Horm Res. 1996;45(3-5):182-6. doi: 10.1159/000184784.
When they were discovered by Acher and co-workers, neurophysins were thought to act as carriers for the active nonapeptides vasopressin (AVP) and oxytocin (OT) and were then recognized as the inactive fragment of a precursor with a higher molecular weight (propressophysin). The role of neurophysins in the hypothalamo-neurohypophyseal system is now being reconsidered in the light of crystallographic and molecular biology research and the recent definition of the different deletions or substitutions that cause central diabetes insipidus in rats (Brattleboro) or human beings. Apparently, any disruption of the structure and/or conformation of neurophysins (by genic substitution or deletion) may cause a decline in the binding and the activity of the endopeptidase responsible for the cleavage of the AVP. The disruption may also produce a change in the polymerization of neurophysins and salt bridges relating this to the neuropeptides, with the result that there is an accelerated aspecific enzymatic degradation of the hormone revealing clinical symptomatology. So, rather than being a mere inactive part of the precursor, neurophysins are now equally regarded as a system for carrying and protecting nonapeptides.

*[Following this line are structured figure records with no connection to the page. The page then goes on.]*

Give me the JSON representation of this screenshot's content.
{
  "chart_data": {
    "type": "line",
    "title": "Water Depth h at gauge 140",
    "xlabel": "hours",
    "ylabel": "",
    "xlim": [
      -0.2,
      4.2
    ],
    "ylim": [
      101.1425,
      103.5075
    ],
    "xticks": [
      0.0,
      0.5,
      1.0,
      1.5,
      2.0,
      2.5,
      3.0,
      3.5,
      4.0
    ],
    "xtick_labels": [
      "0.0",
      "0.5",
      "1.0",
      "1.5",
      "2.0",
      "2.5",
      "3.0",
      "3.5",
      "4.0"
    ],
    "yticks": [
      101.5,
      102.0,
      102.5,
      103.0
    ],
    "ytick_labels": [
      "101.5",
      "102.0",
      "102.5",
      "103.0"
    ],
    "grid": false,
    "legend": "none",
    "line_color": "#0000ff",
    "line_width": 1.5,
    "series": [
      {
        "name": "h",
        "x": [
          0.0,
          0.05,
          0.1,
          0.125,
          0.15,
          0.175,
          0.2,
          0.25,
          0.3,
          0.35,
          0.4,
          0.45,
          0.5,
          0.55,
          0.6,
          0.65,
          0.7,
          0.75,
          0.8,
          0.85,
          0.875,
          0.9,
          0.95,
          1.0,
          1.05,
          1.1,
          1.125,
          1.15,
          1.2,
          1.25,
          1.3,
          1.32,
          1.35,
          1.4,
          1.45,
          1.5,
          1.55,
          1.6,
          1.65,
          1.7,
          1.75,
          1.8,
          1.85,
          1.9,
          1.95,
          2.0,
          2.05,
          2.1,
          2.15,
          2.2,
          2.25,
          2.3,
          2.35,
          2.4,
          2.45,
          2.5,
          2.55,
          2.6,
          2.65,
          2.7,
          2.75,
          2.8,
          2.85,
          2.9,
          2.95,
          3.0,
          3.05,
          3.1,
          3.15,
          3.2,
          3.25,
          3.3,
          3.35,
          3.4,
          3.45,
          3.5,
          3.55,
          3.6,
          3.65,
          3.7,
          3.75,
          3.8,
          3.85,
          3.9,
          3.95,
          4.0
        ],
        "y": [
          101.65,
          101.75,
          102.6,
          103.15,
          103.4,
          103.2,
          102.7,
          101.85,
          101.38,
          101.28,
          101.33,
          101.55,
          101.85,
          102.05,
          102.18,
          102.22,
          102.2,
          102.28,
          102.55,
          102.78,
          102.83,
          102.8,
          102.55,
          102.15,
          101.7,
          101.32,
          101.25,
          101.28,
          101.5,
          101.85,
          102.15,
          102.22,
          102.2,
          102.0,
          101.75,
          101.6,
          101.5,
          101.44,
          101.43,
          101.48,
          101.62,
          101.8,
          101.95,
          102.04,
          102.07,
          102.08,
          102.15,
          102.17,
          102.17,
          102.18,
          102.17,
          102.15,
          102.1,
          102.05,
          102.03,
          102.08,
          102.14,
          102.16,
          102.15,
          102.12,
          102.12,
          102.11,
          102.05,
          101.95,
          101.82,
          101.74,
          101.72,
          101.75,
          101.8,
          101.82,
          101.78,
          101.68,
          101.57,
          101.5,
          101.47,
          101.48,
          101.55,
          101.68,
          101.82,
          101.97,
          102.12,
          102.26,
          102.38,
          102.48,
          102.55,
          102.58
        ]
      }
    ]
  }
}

当神经垂体素被阿彻及其同事发现时,它们被认为是活性九肽血管加压素(AVP)和催产素(OT)的载体,随后被确认为一种分子量更高的前体(加压素原)的无活性片段。鉴于晶体学和分子生物学研究以及最近对导致大鼠(布拉特洛维)或人类中枢性尿崩症的不同缺失或替代的定义,神经垂体素在下丘脑 - 神经垂体系统中的作用现在正在重新考虑。显然,神经垂体素的结构和/或构象的任何破坏(通过基因替代或缺失)可能导致负责AVP裂解的内肽酶的结合和活性下降。这种破坏还可能导致神经垂体素的聚合以及与神经肽相关的盐桥发生变化,结果是激素的非特异性酶促降解加速,从而揭示临床症状。因此,神经垂体素现在不再仅仅被视为前体的无活性部分,而是同样被视为一种携带和保护九肽的系统。